ママったら事あるごとにつばめさんを捕まえてはガールズトークを……ママをガールに括っていいんでしょうか?まぁママ綺麗ですし、私もママに似て綺麗ですしいいですよね!──ガールズトークを繰り返すんです。つばめさんは私のマネージャーとして雇用してるのに、ママは私のつばめさんを何だと思ってるんでしょう?つばめさんもつばめさんでママとばっかり楽しく話しちゃってもう!私という人がありながら!
本当は割って入っていきたいところですけど、ママってば私の子供の頃の話を突然始めたりするから迂闊に入っていけないんですよね。目の前で小さい頃の恥を晒されるのは流石に恥ずかしいです……
そんなこんなで今日もぴょんこは嫉妬とかアレコレを抱えてモヤモヤしているのです。だってさっき「今日もちょっと遅れちゃいそぅ〜ヾ(。>﹏<。)ノ゙」ってWAVEが届きましたし!まったくミサミサは一度きっちり叱らないとダメですね!

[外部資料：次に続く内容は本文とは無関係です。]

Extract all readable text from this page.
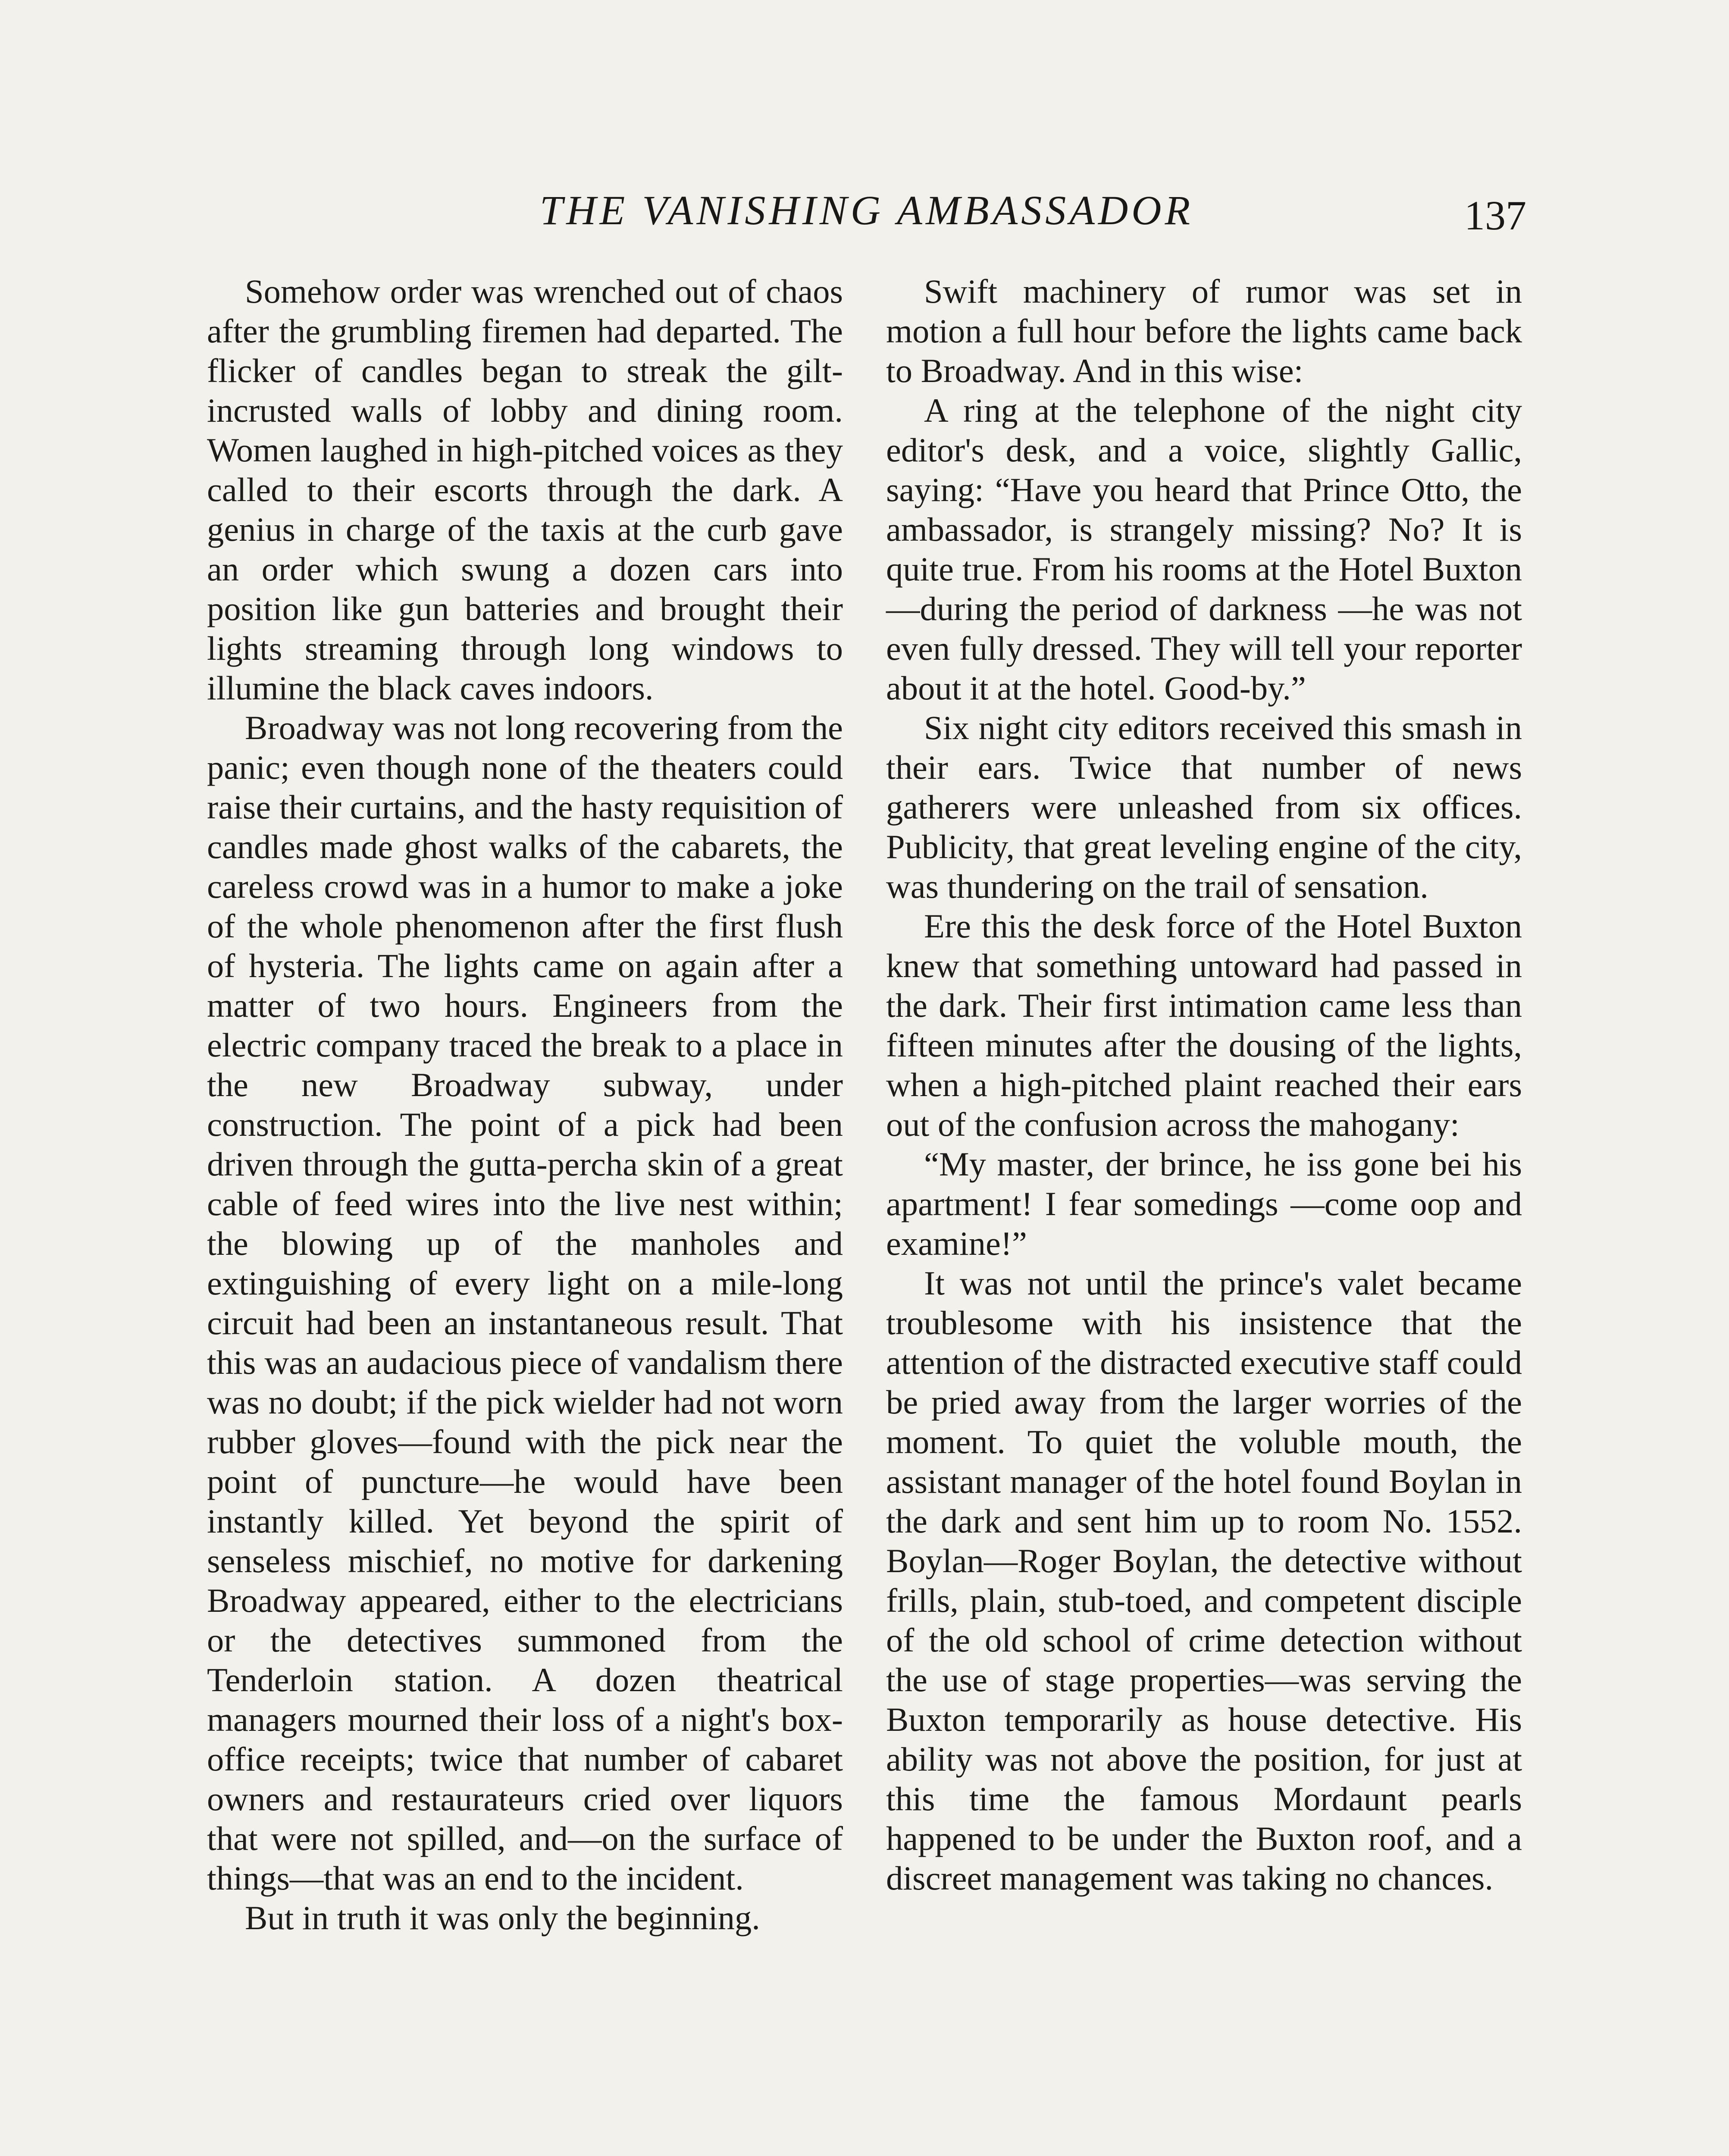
THE VANISHING AMBASSADOR	137

Somehow order was wrenched out of chaos after the grumbling firemen had departed. The flicker of candles began to streak the gilt-incrusted walls of lobby and dining room. Women laughed in high-pitched voices as they called to their escorts through the dark. A genius in charge of the taxis at the curb gave an order which swung a dozen cars into position like gun batteries and brought their lights streaming through long windows to illumine the black caves indoors.

Broadway was not long recovering from the panic; even though none of the theaters could raise their curtains, and the hasty requisition of candles made ghost walks of the cabarets, the careless crowd was in a humor to make a joke of the whole phenomenon after the first flush of hysteria. The lights came on again after a matter of two hours. Engineers from the electric company traced the break to a place in the new Broadway subway, under construction. The point of a pick had been driven through the gutta-percha skin of a great cable of feed wires into the live nest within; the blowing up of the manholes and extinguishing of every light on a mile-long circuit had been an instantaneous result. That this was an audacious piece of vandalism there was no doubt; if the pick wielder had not worn rubber gloves—found with the pick near the point of puncture—he would have been instantly killed. Yet beyond the spirit of senseless mischief, no motive for darkening Broadway appeared, either to the electricians or the detectives summoned from the Tenderloin station. A dozen theatrical managers mourned their loss of a night's box-office receipts; twice that number of cabaret owners and restaurateurs cried over liquors that were not spilled, and—on the surface of things—that was an end to the incident.

But in truth it was only the beginning.

Swift machinery of rumor was set in motion a full hour before the lights came back to Broadway. And in this wise:

A ring at the telephone of the night city editor's desk, and a voice, slightly Gallic, saying: “Have you heard that Prince Otto, the ambassador, is strangely missing? No? It is quite true. From his rooms at the Hotel Buxton—during the period of darkness —he was not even fully dressed. They will tell your reporter about it at the hotel. Good-by.”

Six night city editors received this smash in their ears. Twice that number of news gatherers were unleashed from six offices. Publicity, that great leveling engine of the city, was thundering on the trail of sensation.

Ere this the desk force of the Hotel Buxton knew that something untoward had passed in the dark. Their first intimation came less than fifteen minutes after the dousing of the lights, when a high-pitched plaint reached their ears out of the confusion across the mahogany:

“My master, der brince, he iss gone bei his apartment! I fear somedings —come oop and examine!”

It was not until the prince's valet became troublesome with his insistence that the attention of the distracted executive staff could be pried away from the larger worries of the moment. To quiet the voluble mouth, the assistant manager of the hotel found Boylan in the dark and sent him up to room No. 1552. Boylan—Roger Boylan, the detective without frills, plain, stub-toed, and competent disciple of the old school of crime detection without the use of stage properties—was serving the Buxton temporarily as house detective. His ability was not above the position, for just at this time the famous Mordaunt pearls happened to be under the Buxton roof, and a discreet management was taking no chances.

「神楽ちゃん、お待たせ〜。ごめんね遅くなっちゃって……」
そろそろ催促のWAVEを送ろうかと思った頃合いでつばめさんはやって来ました。
「もう、いくら何でも遅すぎですよ……このまま帰っちゃおうかと思ったんですから」
これは嘘。だけど、今日こそはつばめさんにもガツンと言っちゃうんだから!
「ごめんね神楽ちゃん……でもほら、差入れ持ってきたの!これで機嫌直して?」
「ミサミサのいつものやつでしょ?そんなので誤魔化されないんですから……あれ?これは……」
ママチョイスのいつものケーキだと思ってたのに、これって、
「この間のお店のケーキ、ですよね?」
「うん。TVで見たすっごく美味しそうなケーキ、一緒に食べようねって言ったのにあの時は人がいっぱいで諦めちゃったから……今度こそは一緒に食べたいなって思って、わたしが選んできたの。今日もやっぱりすごく混んでて、こんなに遅くなっちゃったんだけど……」
そう、二人で遊びに行った時に食べられなかったケーキ。私は別にいいやと思ってすっかり忘れてたのに、つばめさんは……
「どうかな?機嫌、直してくれる?」
「──はい。今日はつばめさんに積もり積もった不満をぶちまけようかと思ってましたが、水に流すことにしてあげます♪」
「え、えぇ!?そんなにいっぱい?」
努めて明るい顔と声で告げた私に目一杯動揺してくれるつばめさん。
「そんなに嫌な思いさせちゃってたかな?わたし、ちゃんと直すように頑張るから教えてほしいな?」
「そうですね……それじゃあ、百年待ってくれたら教えてあげます」
「ひ、百年も待ってられないよぉ……どうしてもだめ?神楽ちゃんのためなんだよ?」
「駄目です、ちゃーんと百年待って貰わないと。──さ、一緒にケーキ食べましょう?お茶淹れますね」
そう、私のこの気持ちに気付いてもらうわけにはいきません。たっぷり百年、私自身がこの不満をきれいさっぱり忘れてしまうまで待って貰います。
だって、今はこのケーキを食べながらつばめさんと楽しく話をするために、素敵な気持ちで頭も心もいっぱいにしていたいんですから。